INFO NASIONAL-Reformasi 1998 telah mengamanatkan beberapa perubahan mendasar yang menghendaki sebuah praktik politik dan pemerintahan yang berkhidmat pada prinsip-prinsip demokrasi, pelaksanaan pemilihan umum yang memilih representasinya di eksekutif maupun legislatif, serta terciptanya negara hukum (rechtsstaat) yang bersifat adil dan mampu menjamin setiap hak asasi warga negaranya. Urgensi konstitusi Indonesia, yakni UUD NRI 1945 jelas terlihat secara nyata baik merujuk pada pembukaan (preambul), maupun batang tubuhnya.
Dinamika konstitusi
Di era pasca reformasi, upaya untuk menjadikan konstitusi sebagai pijakan penyelenggaraan negara tercermin dari proses amandemen konstitusi 1999 hingga 2002. Ada banyak perubahan besar dan mendasar dari amandemen tersebut, antara lain penguatan sistem presidensial, pembentukan Mahkamah Konstitusi (MK), pengaturan yang lebih terperinci mengenai materi hak asasi, serta pembaharuan politik otonomi daerah.
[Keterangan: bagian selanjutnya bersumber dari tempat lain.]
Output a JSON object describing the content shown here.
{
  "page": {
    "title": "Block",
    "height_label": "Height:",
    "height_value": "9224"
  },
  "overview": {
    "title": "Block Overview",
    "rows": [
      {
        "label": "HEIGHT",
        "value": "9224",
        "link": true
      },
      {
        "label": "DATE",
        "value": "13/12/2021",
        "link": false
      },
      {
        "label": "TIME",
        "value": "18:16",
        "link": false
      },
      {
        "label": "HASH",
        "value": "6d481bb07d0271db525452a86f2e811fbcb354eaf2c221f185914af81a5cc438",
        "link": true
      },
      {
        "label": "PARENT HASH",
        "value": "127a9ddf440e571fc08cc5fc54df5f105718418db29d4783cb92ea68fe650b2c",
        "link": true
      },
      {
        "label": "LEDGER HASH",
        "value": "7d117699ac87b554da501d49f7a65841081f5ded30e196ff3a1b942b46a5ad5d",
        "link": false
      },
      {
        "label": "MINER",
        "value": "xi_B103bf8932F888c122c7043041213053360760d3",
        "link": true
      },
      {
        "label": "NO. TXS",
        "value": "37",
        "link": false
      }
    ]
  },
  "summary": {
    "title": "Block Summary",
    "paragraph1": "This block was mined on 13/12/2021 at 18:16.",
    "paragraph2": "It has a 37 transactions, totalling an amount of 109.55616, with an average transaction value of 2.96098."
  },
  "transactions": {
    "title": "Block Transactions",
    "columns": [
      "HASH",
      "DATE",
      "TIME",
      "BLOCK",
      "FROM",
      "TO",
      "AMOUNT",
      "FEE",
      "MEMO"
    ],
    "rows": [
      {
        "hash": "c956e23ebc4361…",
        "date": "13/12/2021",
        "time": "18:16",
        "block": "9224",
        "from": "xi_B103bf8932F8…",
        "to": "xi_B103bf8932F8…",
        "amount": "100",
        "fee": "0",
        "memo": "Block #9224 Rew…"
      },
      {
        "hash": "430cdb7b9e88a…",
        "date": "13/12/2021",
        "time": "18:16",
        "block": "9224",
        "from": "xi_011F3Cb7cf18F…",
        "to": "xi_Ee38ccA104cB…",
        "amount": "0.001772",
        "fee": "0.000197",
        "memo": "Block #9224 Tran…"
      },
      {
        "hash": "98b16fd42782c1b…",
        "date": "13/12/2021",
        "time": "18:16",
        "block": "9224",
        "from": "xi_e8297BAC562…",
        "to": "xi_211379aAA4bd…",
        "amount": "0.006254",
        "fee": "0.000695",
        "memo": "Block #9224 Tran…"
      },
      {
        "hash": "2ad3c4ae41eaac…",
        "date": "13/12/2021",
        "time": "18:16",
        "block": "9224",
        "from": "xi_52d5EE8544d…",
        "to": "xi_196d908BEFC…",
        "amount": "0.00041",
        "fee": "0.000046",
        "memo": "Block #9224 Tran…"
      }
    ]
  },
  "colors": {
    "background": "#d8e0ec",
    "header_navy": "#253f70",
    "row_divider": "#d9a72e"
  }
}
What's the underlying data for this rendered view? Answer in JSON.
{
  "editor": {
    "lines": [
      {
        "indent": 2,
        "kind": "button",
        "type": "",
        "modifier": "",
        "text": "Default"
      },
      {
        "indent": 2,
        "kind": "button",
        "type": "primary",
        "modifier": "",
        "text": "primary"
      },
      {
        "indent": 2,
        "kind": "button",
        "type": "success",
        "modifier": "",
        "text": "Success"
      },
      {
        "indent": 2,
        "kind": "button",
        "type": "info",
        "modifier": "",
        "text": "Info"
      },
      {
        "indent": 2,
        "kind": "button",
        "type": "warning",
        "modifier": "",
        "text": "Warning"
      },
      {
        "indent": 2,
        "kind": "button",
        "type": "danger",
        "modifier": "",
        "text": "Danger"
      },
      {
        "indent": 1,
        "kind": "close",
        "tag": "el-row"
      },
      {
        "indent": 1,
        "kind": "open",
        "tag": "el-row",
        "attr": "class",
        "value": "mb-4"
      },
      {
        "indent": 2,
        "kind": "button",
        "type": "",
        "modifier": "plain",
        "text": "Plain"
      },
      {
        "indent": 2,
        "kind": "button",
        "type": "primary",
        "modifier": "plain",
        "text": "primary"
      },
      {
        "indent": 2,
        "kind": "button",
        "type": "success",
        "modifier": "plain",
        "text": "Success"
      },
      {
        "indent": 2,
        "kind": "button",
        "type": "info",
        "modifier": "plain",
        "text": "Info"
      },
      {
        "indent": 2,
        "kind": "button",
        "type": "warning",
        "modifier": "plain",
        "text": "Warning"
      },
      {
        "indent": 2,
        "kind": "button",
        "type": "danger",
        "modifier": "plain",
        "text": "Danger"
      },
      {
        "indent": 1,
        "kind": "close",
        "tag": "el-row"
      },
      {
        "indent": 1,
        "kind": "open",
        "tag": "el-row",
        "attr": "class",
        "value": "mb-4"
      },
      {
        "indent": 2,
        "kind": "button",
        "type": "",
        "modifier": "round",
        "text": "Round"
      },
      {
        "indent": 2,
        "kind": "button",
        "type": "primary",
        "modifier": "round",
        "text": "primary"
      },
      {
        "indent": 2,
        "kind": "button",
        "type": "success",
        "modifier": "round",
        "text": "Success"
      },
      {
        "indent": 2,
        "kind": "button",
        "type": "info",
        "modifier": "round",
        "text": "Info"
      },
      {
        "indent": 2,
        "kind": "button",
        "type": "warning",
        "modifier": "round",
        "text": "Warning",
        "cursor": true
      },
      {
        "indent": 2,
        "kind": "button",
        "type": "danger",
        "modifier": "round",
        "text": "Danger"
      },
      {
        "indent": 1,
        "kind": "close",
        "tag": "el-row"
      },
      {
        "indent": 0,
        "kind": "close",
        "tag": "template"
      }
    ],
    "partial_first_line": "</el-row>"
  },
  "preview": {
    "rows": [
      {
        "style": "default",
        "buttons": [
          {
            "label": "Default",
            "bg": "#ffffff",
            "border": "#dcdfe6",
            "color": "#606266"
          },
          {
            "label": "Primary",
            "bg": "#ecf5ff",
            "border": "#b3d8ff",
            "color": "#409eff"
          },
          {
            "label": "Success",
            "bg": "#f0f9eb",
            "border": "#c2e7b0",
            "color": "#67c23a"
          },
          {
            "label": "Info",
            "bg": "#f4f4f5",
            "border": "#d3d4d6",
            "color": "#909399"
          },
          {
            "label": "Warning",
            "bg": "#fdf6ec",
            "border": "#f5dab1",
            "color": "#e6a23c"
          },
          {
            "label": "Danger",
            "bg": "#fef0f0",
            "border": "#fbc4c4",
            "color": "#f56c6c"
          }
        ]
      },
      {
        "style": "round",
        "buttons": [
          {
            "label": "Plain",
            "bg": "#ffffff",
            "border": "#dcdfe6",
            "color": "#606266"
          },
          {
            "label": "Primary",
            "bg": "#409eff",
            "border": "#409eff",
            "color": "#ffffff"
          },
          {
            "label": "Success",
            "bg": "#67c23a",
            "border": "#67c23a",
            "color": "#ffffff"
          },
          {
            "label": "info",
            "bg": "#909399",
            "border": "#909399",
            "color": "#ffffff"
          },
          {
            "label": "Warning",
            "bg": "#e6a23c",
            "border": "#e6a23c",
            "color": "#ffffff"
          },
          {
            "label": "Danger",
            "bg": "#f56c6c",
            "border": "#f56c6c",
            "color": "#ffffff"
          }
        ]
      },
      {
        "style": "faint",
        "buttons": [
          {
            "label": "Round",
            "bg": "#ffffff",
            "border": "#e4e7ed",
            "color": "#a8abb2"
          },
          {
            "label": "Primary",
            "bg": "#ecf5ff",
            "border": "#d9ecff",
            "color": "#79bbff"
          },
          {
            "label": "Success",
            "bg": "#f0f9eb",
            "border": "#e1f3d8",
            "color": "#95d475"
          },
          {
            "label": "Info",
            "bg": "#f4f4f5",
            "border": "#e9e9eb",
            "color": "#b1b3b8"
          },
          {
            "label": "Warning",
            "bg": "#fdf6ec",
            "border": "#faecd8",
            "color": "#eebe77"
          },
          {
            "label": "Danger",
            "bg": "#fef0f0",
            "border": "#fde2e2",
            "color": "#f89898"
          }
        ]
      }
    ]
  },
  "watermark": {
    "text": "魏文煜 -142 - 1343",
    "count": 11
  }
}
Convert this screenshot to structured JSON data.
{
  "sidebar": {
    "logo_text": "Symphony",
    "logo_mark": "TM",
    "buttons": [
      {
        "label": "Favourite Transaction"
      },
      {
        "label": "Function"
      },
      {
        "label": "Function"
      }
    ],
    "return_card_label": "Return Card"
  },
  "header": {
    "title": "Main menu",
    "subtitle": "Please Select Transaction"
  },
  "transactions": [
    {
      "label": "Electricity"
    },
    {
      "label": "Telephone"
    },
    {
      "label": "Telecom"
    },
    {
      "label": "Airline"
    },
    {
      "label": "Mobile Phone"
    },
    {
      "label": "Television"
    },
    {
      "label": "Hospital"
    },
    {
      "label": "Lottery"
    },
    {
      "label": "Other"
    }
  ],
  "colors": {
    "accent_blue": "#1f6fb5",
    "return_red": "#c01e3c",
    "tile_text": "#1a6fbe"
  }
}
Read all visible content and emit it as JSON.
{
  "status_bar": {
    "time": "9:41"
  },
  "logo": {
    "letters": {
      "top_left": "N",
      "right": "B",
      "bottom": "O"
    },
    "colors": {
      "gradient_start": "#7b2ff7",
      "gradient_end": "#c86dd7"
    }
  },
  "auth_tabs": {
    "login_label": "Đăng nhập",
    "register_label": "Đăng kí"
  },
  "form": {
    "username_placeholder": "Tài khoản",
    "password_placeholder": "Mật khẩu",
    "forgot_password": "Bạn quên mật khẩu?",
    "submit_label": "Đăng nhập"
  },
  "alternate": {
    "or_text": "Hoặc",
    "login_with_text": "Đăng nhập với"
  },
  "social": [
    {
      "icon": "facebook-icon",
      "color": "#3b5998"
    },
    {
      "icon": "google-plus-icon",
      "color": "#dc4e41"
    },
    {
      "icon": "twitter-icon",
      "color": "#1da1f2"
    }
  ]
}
Perubahan-perubahan yang terjadi di periode awal pasca reformasi tersebut tentu saja bukan perubahan yang bersifat final. Konstitusi Indonesia adalah konstitusi yang sifatnya terbuka, artinya sangat memungkinkan untuk berubah kembali sesuai dengan dinamika kebangsaan dan kenegaraan yang terjadi ke depan.
Dewasa ini, muncul kembali pertanyaan dari banyak pihak, apakah penerapan demokrasi di Indonesia saat ini sudah kompatibel dengan budaya dan peradaban demokrasi yang sesungguhnya, atau apakah demokrasi yang telah berjalan di era post-reform saat ini telah sejalan dengan kaidah-kaidah yang digariskan konstitusi.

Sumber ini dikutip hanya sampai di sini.